4. Naar aanleiding van het verweerschrift is aangevoerd dat het moeilijk is voor eiseres om weer in het bezit te komen van een origineel paspoort. Dit vat de rechtbank op als een beroep op vrijstelling van het paspoortvereiste zoals bedoeld in artikel 3.72 van het Vb. De rechtbank is van oordeel dat deze stelling van eiseres geen doel treft. Niet is onderbouwd dat er veel inspanningen zijn verricht om aan het paspoort te komen. Eiseres heeft gesteld dat het paspoort zich bij haar ex-man bevindt en dat hij weigert het paspoort aan haar af te geven. Dit is echter niet met stukken onderbouwd. Er is ook geen aangifte gedaan van vermissing van het paspoort.
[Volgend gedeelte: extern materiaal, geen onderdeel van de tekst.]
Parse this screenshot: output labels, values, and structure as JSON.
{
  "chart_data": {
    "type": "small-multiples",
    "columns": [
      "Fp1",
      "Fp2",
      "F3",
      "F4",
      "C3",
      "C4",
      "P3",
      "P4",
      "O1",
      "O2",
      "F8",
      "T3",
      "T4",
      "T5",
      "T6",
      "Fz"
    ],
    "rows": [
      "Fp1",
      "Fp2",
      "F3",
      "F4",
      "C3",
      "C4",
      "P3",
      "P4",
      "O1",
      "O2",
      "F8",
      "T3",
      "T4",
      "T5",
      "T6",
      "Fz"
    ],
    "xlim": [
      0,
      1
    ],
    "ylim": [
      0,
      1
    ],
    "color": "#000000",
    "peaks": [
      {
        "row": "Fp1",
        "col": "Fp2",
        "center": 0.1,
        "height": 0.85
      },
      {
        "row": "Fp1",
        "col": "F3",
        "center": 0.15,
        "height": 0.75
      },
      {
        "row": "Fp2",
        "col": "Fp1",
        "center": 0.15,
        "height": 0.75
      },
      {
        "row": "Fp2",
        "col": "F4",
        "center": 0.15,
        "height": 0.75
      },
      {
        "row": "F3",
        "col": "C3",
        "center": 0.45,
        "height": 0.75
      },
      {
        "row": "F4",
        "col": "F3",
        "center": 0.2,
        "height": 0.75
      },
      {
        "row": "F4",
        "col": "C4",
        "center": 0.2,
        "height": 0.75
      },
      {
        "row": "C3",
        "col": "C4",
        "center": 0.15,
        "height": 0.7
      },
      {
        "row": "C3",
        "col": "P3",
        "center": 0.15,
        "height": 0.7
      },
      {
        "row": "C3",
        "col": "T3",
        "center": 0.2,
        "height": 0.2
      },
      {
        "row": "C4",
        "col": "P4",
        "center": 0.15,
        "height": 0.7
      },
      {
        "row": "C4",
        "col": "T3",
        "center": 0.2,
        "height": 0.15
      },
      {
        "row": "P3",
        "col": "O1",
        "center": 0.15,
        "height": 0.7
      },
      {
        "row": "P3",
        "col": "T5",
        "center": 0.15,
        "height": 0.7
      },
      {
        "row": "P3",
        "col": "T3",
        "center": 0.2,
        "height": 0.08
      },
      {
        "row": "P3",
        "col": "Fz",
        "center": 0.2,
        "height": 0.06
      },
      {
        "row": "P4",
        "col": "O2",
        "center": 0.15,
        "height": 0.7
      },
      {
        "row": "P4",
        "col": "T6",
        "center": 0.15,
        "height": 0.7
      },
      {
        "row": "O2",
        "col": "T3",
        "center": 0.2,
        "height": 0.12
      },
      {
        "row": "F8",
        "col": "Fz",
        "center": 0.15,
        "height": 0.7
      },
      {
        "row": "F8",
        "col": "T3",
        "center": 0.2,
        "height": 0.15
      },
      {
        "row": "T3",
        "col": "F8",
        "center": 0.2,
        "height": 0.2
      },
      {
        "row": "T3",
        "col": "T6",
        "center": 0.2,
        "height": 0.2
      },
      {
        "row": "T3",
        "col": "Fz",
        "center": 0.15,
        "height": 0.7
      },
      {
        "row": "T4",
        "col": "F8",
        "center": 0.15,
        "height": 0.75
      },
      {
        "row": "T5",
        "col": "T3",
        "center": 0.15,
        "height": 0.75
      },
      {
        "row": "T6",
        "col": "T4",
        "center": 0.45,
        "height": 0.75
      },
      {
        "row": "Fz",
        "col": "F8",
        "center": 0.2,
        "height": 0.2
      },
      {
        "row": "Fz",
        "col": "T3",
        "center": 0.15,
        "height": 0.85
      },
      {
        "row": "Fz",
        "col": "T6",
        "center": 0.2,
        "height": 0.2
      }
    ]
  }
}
Daarnaast is niet onderbouwd dat er een procedure is opgestart om aan een nieuw paspoort te komen.
5. Verweerder heeft terecht het paspoortvereiste aan eiseres tegengeworpen. Dat is al voldoende voor afwijzing van de aanvraag. Verweerder had de afwijzing alleen al daarop kunnen baseren. Voor alle duidelijkheid zal de rechtbank ook de vraag beantwoorden of verweerder terecht heeft tegengeworpen dat niet aannemelijk is gemaakt dat er sprake is van huiselijk geweld en dat als gevolg daarvan de relatie is verbroken.
6. De rechtbank volgt eiseres niet in haar stelling dat er een te strenge bewijsmaatstaf is gehanteerd. Het ligt op de weg van eiseres om voldoende aannemelijk te maken met objectief bewijs dat er sprake was van huiselijk geweld als gevolg waarvan de relatie is verbroken. Verweerder heeft bij toepassing van artikel 3.51, eerste lid, aanhef en onder k, van het Vb beoordelingsruimte. Die ruimte is ingevuld door in het beleid te verwijzen naar het bewijs dat ter onderbouwing moet worden geleverd bij de stelling dat de relatie vanwege huiselijk geweld is verbroken [5] . In dit geval is er geen aangifte gedaan. Er zijn geen medische stukken overgelegd. Er is wel een verklaring van het Centraal Orgaan opvang asielzoekers overgelegd, maar daarin staat de eigen verklaring van eiseres. Eiseres is wel bij de politie geweest, maar zij heeft geen aangifte gedaan. De politie heeft zich dus niet hoeven beraden over nader onderzoek. Verder is er een verklaring van een vriendin van eiseres. Die stelt uit de eerste hand van de ex-man van eiseres te hebben vernomen dat hij geen kind wilde van eiseres omdat hij dan zijn schulden niet meer zou kunnen betalen. Voor zover deze vriendin echter stelt dat eiseres huiselijk geweld heeft ondergaan, heeft zij dit van eiseres. De conclusie is dat er onvoldoende bewijsmiddelen zijn om aannemelijk te maken dat de relatie vanwege huiselijk geweld is verbroken.
7. Het beroep is ongegrond.
8. Voor een proceskostenveroordeling bestaat geen aanleiding.
Deze beslissing is genomen door mr. B.F.Th. de Roos, rechter, in aanwezigheid van mr. A.S. Hamans, griffier, op 29 januari 2020.
griffier
rechter
Dit proces-verbaal is verzonden op:

Rechtsmiddel

Tegen deze uitspraak kan hoger beroep worden ingesteld bij de Afdeling bestuursrechtspraak van de Raad van State binnen vier weken na de dag van verzending van dit proces-verbaal.

Voetnoten

1.Artikel 8:58 van de Algemene wet bestuursrecht.
2.Artikel 16, eerste lid, aanhef en onder b, van de Vreemdelingenwet 2000 (Vw).
3.Artikel 16, eerste lid, aanhef en onder g, van de Vw.
5.B9/18.2 Vreemdelingencirculaire 2000, geldend ten tijde van het bestreden besluit.